The material has been removed and there was no measurable consequence.
To proceed further under such circumstance would in my view be frivolous and a waste of time and money.
Though in all honesty you should be careful with your invites. Last time I sued someone it cost me $45k up front in legal fees, but hey it cost them around $200k as near as I can figure (assuming similar legal fees).
Ironically on looking back I suspect that they saw my repeated attempts to both avoid and settle out of court as a sign of weakness or lack of resolve and probably only strenghtened theirs, silly mistake that one.

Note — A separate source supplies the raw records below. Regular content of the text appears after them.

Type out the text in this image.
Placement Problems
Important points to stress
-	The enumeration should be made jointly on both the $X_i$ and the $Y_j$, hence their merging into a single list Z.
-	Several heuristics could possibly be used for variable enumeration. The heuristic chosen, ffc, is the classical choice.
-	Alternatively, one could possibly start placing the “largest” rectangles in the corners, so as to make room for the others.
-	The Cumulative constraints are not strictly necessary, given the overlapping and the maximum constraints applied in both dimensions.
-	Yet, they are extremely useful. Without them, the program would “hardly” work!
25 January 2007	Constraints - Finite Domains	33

The difference between Andrew's comment and yours is the intent. I know that intent used to be a key part of defamation, though if I recall correctly this element (the requirement that intent be ill) has now been removed. Regardless of that I still believe that intent is a key element (in my decision making process at least).
For example, frequently disparaging remarks are made in jest. Sometimes disparaging remarks are made out of frustration and sometimes they are made to be vindictive and or with specific intent to defame.
Clearly Andrews remarks were in the former category and yours were in the latter category.
Furthermore, I somehow doubt that a valid defence would be - hey, it's not my fault, I was only repeating an unsubstantiated rumour. If it were then every newspaper in the country would have a valid defence. News flash - they don't, they get sued too.